Il faut convenir avant mon départ de l’arrangement qui doit avoir lieu pour maman. Il est impossible de la laisser à Lesches. Elle y serait beaucoup trop isolée, d’un autre côté elle paraît fort peu disposée de vivre avec sa fille. Reste à savoir si tu auras les moyens de fournir aux dépenses qu’entraînerait un établissement à part à Paris. Tu me donneras tes avis là-dessus, mon ange, ainsi que sur beaucoup d’autres choses. Adieu, Amour, l’unique bien de ta Fanny. 


Au citoyen Otto
Chargé d’affaire de la République Française
A Berlin, Allemagne                                                       

N° 33                                                                                                                                                                                                                                                Paris 25 thermidor an 7 [12 août 1799]

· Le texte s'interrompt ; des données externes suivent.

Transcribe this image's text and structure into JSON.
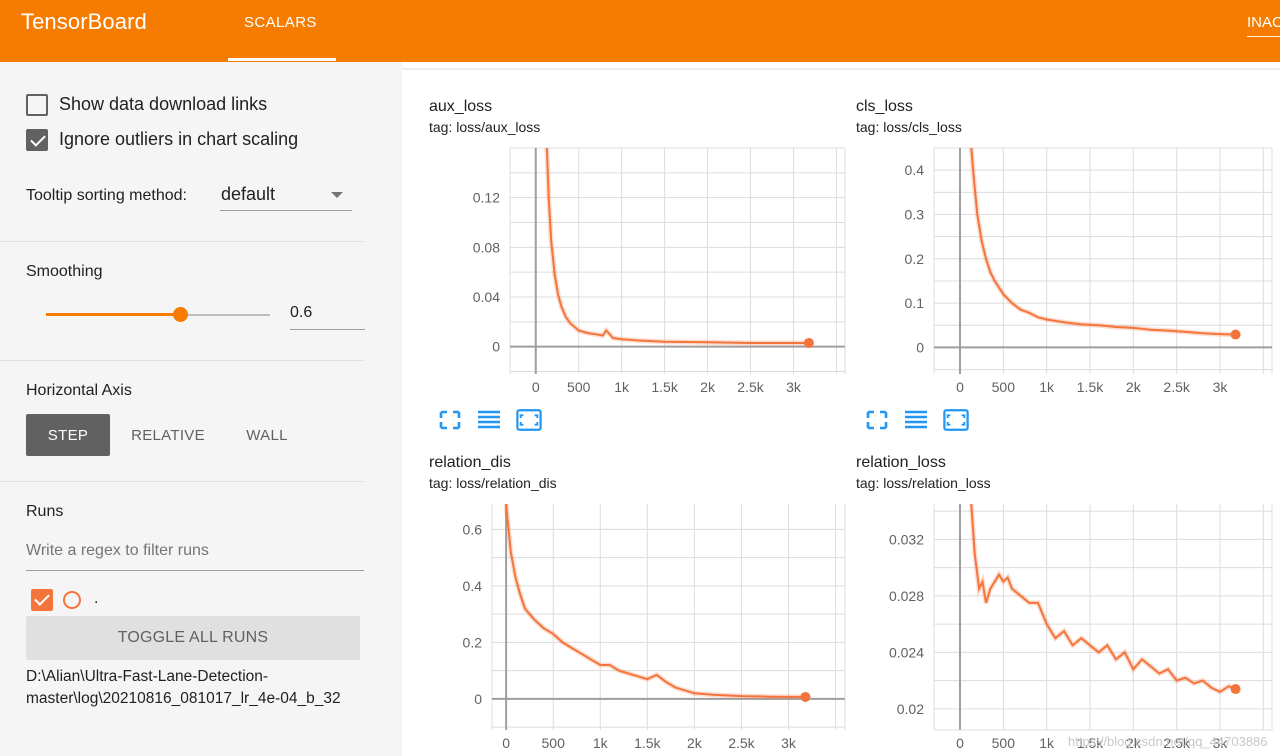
{
  "app": {
    "brand": "TensorBoard",
    "tabs": [
      {
        "label": "SCALARS",
        "active": true
      },
      {
        "label": "INAC",
        "active": false
      }
    ],
    "accent_color": "#f57c00",
    "series_color": "#f4753c"
  },
  "sidebar": {
    "show_download_links": {
      "label": "Show data download links",
      "checked": false
    },
    "ignore_outliers": {
      "label": "Ignore outliers in chart scaling",
      "checked": true
    },
    "tooltip_sorting": {
      "label": "Tooltip sorting method:",
      "value": "default"
    },
    "smoothing": {
      "label": "Smoothing",
      "value": "0.6",
      "fraction": 0.6
    },
    "horizontal_axis": {
      "label": "Horizontal Axis",
      "options": [
        "STEP",
        "RELATIVE",
        "WALL"
      ],
      "selected": "STEP"
    },
    "runs": {
      "label": "Runs",
      "filter_placeholder": "Write a regex to filter runs",
      "run_name": ".",
      "toggle_all_label": "TOGGLE ALL RUNS",
      "run_path": "D:\\Alian\\Ultra-Fast-Lane-Detection-master\\log\\20210816_081017_lr_4e-04_b_32"
    }
  },
  "watermark": "https://blog.csdn.net/qq_44703886",
  "chart_data": [
    {
      "type": "line",
      "title": "aux_loss",
      "tag": "tag: loss/aux_loss",
      "x_ticks": [
        "0",
        "500",
        "1k",
        "1.5k",
        "2k",
        "2.5k",
        "3k"
      ],
      "y_ticks": [
        "0",
        "0.04",
        "0.08",
        "0.12"
      ],
      "xlim": [
        -300,
        3600
      ],
      "ylim": [
        -0.022,
        0.16
      ],
      "series": [
        {
          "x": [
            130,
            150,
            180,
            220,
            260,
            300,
            350,
            400,
            500,
            600,
            700,
            780,
            820,
            900,
            1000,
            1200,
            1500,
            2000,
            2500,
            3000,
            3180
          ],
          "y": [
            0.16,
            0.12,
            0.085,
            0.058,
            0.042,
            0.032,
            0.024,
            0.019,
            0.013,
            0.011,
            0.01,
            0.009,
            0.013,
            0.007,
            0.006,
            0.005,
            0.004,
            0.0035,
            0.003,
            0.003,
            0.003
          ]
        }
      ]
    },
    {
      "type": "line",
      "title": "cls_loss",
      "tag": "tag: loss/cls_loss",
      "x_ticks": [
        "0",
        "500",
        "1k",
        "1.5k",
        "2k",
        "2.5k",
        "3k"
      ],
      "y_ticks": [
        "0",
        "0.1",
        "0.2",
        "0.3",
        "0.4"
      ],
      "xlim": [
        -300,
        3600
      ],
      "ylim": [
        -0.06,
        0.45
      ],
      "series": [
        {
          "x": [
            130,
            160,
            200,
            250,
            300,
            350,
            400,
            500,
            600,
            700,
            800,
            900,
            1000,
            1200,
            1400,
            1600,
            1800,
            2000,
            2200,
            2400,
            2600,
            2800,
            3000,
            3180
          ],
          "y": [
            0.45,
            0.38,
            0.3,
            0.24,
            0.2,
            0.17,
            0.15,
            0.12,
            0.1,
            0.085,
            0.078,
            0.068,
            0.063,
            0.057,
            0.052,
            0.05,
            0.046,
            0.044,
            0.04,
            0.038,
            0.035,
            0.032,
            0.03,
            0.029
          ]
        }
      ]
    },
    {
      "type": "line",
      "title": "relation_dis",
      "tag": "tag: loss/relation_dis",
      "x_ticks": [
        "0",
        "500",
        "1k",
        "1.5k",
        "2k",
        "2.5k",
        "3k"
      ],
      "y_ticks": [
        "0",
        "0.2",
        "0.4",
        "0.6"
      ],
      "xlim": [
        -150,
        3600
      ],
      "ylim": [
        -0.11,
        0.69
      ],
      "series": [
        {
          "x": [
            0,
            20,
            50,
            100,
            150,
            200,
            300,
            400,
            500,
            600,
            700,
            800,
            900,
            1000,
            1100,
            1200,
            1300,
            1400,
            1500,
            1600,
            1700,
            1800,
            2000,
            2200,
            2500,
            2800,
            3000,
            3180
          ],
          "y": [
            0.69,
            0.62,
            0.52,
            0.43,
            0.37,
            0.32,
            0.28,
            0.25,
            0.23,
            0.2,
            0.18,
            0.16,
            0.14,
            0.12,
            0.12,
            0.1,
            0.09,
            0.08,
            0.07,
            0.085,
            0.06,
            0.04,
            0.02,
            0.015,
            0.01,
            0.008,
            0.007,
            0.007
          ]
        }
      ]
    },
    {
      "type": "line",
      "title": "relation_loss",
      "tag": "tag: loss/relation_loss",
      "x_ticks": [
        "0",
        "500",
        "1k",
        "1.5k",
        "2k",
        "2.5k",
        "3k"
      ],
      "y_ticks": [
        "0.02",
        "0.024",
        "0.028",
        "0.032"
      ],
      "xlim": [
        -300,
        3600
      ],
      "ylim": [
        0.0185,
        0.0345
      ],
      "series": [
        {
          "x": [
            130,
            170,
            220,
            260,
            300,
            350,
            400,
            450,
            500,
            550,
            600,
            700,
            800,
            900,
            1000,
            1100,
            1200,
            1300,
            1400,
            1500,
            1600,
            1700,
            1800,
            1900,
            2000,
            2100,
            2200,
            2300,
            2400,
            2500,
            2600,
            2700,
            2800,
            2900,
            3000,
            3100,
            3180
          ],
          "y": [
            0.0345,
            0.031,
            0.0285,
            0.029,
            0.0275,
            0.0285,
            0.029,
            0.0295,
            0.029,
            0.0293,
            0.0285,
            0.028,
            0.0275,
            0.0275,
            0.026,
            0.025,
            0.0255,
            0.0245,
            0.025,
            0.0245,
            0.024,
            0.0245,
            0.0235,
            0.024,
            0.0228,
            0.0235,
            0.023,
            0.0225,
            0.0228,
            0.022,
            0.0222,
            0.0218,
            0.022,
            0.0215,
            0.0212,
            0.0216,
            0.0214
          ]
        }
      ]
    }
  ]
}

Dans dix jours, dans quinze au plus tard, je pars pour Berlin…pour te rejoindre. Voilà ma réponse à tes deux dernières lettres. Oh ! Mon amour, je vais donc te revoir. Quel bonheur… Quel suprême bonheur dans cette pensée ! Ma pauvre tête en est toute de travers. Je ne sais ce que je fais ni ce que je dois faire. Je ne pense, je ne rêve qu’au bonheur de te voir, d’être serrée dans tes bras. Tes deux dernières lettres m’ont bien fait verser des larmes…pauvre ami ! Que tu as eu du chagrin. Mais tu as mille fois tort de t’en prendre à ta Fanny qui n’a d’autres vœux depuis ton départ. Si j’avais
osé agir seule, j’aurais épargné bien des peines, bien des larmes Mais enfin le moment enchanteur arrive ce moment qui doit nous dédommager de tout. Je viens de chez Perreg[aux] m’assurer des moyens de faire la route. Quoiqu’en avance des 2000frs que tu as accordés à ce jeune homme secrétaire de Siey[ès] et dont on aurait peine à recouvrir le paiement, il m’a néanmoins promis cent louis ce qui sera suffisant, je l’espère, pour le voyage, vu que je serai seule et en voiture publique jusqu’à Wesel. De là je ferai comme je pourrai. Tu vois que je ne compte pas emmener les enfants. Tout me fait un devoir de ne point les emmener. On a calculé que pour aller d’ici en poste avec les deux enfants, il faudrait dépenser nécessairement 4500frs et cela dans l’incertitude d’y rester 6 mois. Et puis il n’est pas sûr que je ne rencontre des obstacles, des désagréments en route, il faut en pareil cas tout prévoir. Pour moi seule, je ne crains rien. Plus d’une personne cependant a cherché à m’intimider. Mais mon parti est pris, arrive qu’arrivera, je pars. Oh ! Mon ami que ne risquerais-je, que ne braverais-je pour te voir ? Que nous serons heureux, mon pauvre amour ! Ah ! Oui : nous ferons le serment solennel  de ne plus nous séparer ! Tu redoutes les longues soirées de l’hiver prochain. Quelles vont être délicieuses ! Nous serons seuls, absolument seuls. Que cette pensée me charme. Mais, mon amour, pourquoi veux-tu que nous ayons deux lits ? Je n’aime pas cette idée du tout. Ainsi je ne suis pas fâchée que par dépit tu en fais ôter un. Je te prie donc par le faire remonter, car je n’en veux pas. Tu recevras une longue et bonne lettre de Mde Lafor[est]. C’est elle qui a constamment été témoin de mes larmes, de mes combats, et elle a toujours été d’un avis opposé à celui de son mari. Mais comme c’était à lui que tu me renvoyais, je n’osais prendre conseil d’un autre. Papa ignore encore les résolutions qui vont m’éloigner de lui, et il faut qu’il ignore jusqu’au dernier jour. Ally est triste, mais il ne dit rien. Desfo… trouve que tu n’as pas le sens commun de vouloir ta femme. Dieu merci, mon parti est pris. Je ne crains plus ce que chacun me dira. Ecris-moi à Wesel poste restante. Tâche d’intéresser quelqu’un là en ma faveur. Je ne sais comment je ferai pour me transporter de là à Berlin. Je m’en remets au hasard et à ma bonne fortune. Lorsque le jour sera fixé, je t’en ferai part. Adieu, mon ange. Tes enfants se portent bien ainsi que maman.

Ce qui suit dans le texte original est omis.